Disney Springs offers a variety of food genres to choose from: Cuban, Irish, American, Mexican, Seafood, Sushi, Barbecue. There are food carts for on-the-go meals, quick common eateries for a sandwich or a snack, and fine dining.
There’s a little something for everyone with a presentation that is fun and clean.
Here’s an area Anaheim could also use some vast improvements with. I’m not necessarily implying the $65 bone-in filet restaurant and a price point that may be a turn-off to the average park-goer. The Napa Rose and Steakhouse 55 already address this.
The bulk of Downtown Disney’s current restaurant offerings are on the generic side.
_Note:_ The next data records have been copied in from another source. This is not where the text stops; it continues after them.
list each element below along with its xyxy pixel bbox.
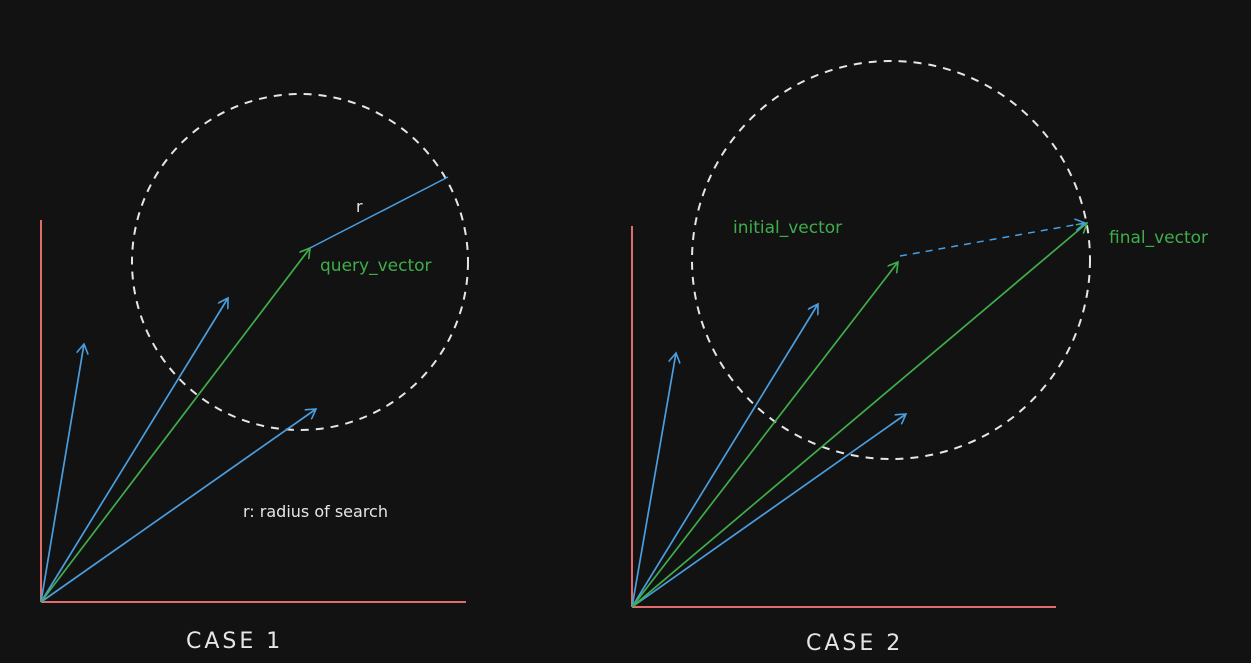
case2-final-vector — [631, 223, 1087, 608]
case1-query-vector — [40, 248, 310, 603]
case2-search-circle — [691, 60, 1091, 460]
case1-radius-legend: r: radius of search — [243, 502, 388, 521]
case1-radius-label: r — [356, 197, 363, 216]
case1-blue-vector-3 — [40, 409, 316, 603]
case-1-panel: r query_vector r: radius of search CASE … — [40, 93, 469, 654]
case-2-panel: initial_vector final_vector CASE 2 — [631, 60, 1208, 656]
case2-title: CASE 2 — [806, 631, 903, 656]
case1-blue-vector-2 — [40, 298, 228, 603]
case2-blue-vector-1 — [631, 353, 676, 608]
case1-radius-line — [309, 176, 449, 249]
case1-search-circle — [131, 93, 469, 431]
case2-initial-label: initial_vector — [733, 218, 842, 238]
case1-title: CASE 1 — [186, 629, 283, 654]
case1-blue-vector-1 — [40, 344, 84, 603]
case2-final-label: final_vector — [1109, 228, 1208, 248]
case2-blue-vector-3 — [631, 414, 906, 608]
case2-blue-vector-2 — [631, 304, 818, 608]
case2-move-line — [899, 223, 1085, 257]
case1-query-label: query_vector — [320, 256, 432, 276]
case2-initial-vector — [631, 262, 898, 608]
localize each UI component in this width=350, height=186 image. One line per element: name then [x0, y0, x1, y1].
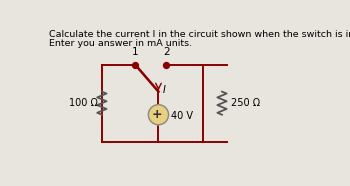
Text: 2: 2 — [163, 47, 169, 57]
Text: 100 Ω: 100 Ω — [69, 98, 98, 108]
Text: +: + — [152, 108, 162, 121]
Text: 1: 1 — [132, 47, 139, 57]
Point — [132, 63, 138, 66]
Point — [163, 63, 169, 66]
Text: 40 V: 40 V — [171, 111, 193, 121]
Text: Enter you answer in mA units.: Enter you answer in mA units. — [49, 39, 192, 48]
Text: I: I — [162, 85, 165, 95]
Text: 250 Ω: 250 Ω — [231, 98, 260, 108]
Text: Calculate the current I in the circuit shown when the switch is in position 2.: Calculate the current I in the circuit s… — [49, 30, 350, 39]
Circle shape — [148, 105, 168, 125]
They feel “touristy” not “classy.” I’m thinking of something like Tortilla Jo’s, which has been at Downtown Disney since the beginning. The food is all right, the margaritas are all right, the service is all right.
Or Naples Ristorante for an Italian flavor, which has been around forever now as well. I wouldn’t call the food bad or anything like that. Like Tortilla Jo’s, it’s all right. The pizza is all right. The atmosphere is all right. The wine selection is all right.
That’s really the vibe across the board for the sit-down restaurants at Downtown Disney. Just all right.
Disney Springs recently opened Morimoto Asia. What a fantastic-looking restaurant! The architecture is stunning and inviting. Morimoto’s name gives it an instant recognition. The Modern Pan-Asian food offerings are both familiar and unique. The price point is upscale, but not unreasonable. This is a destination.
The Boathouse looks amazing as well! Waterfront dining, a pristine presentation, upbeat, cheerful, affordable.
These are experiences the tourists and locals alike seem more than willing to pay for.
A new Disney Springs Anaheim, with a seasoning of “upscale” with its dining options, will attract a clientele more willing to make this spot an evening destination, without ever feeling the need to set foot in the parks.
Disney Springs offers a perfect blend of these four categories, creating a true destination, a place to share great fun with friends and family. It offers a spot for the tourists to kick back and relax after a long day at the parks and gives locals a unique experience to venture out to and enjoy. With the Disneyland Resort expansion about to get underway, now is the perfect time to explore this concept in Anaheim. Let’s hope it happens!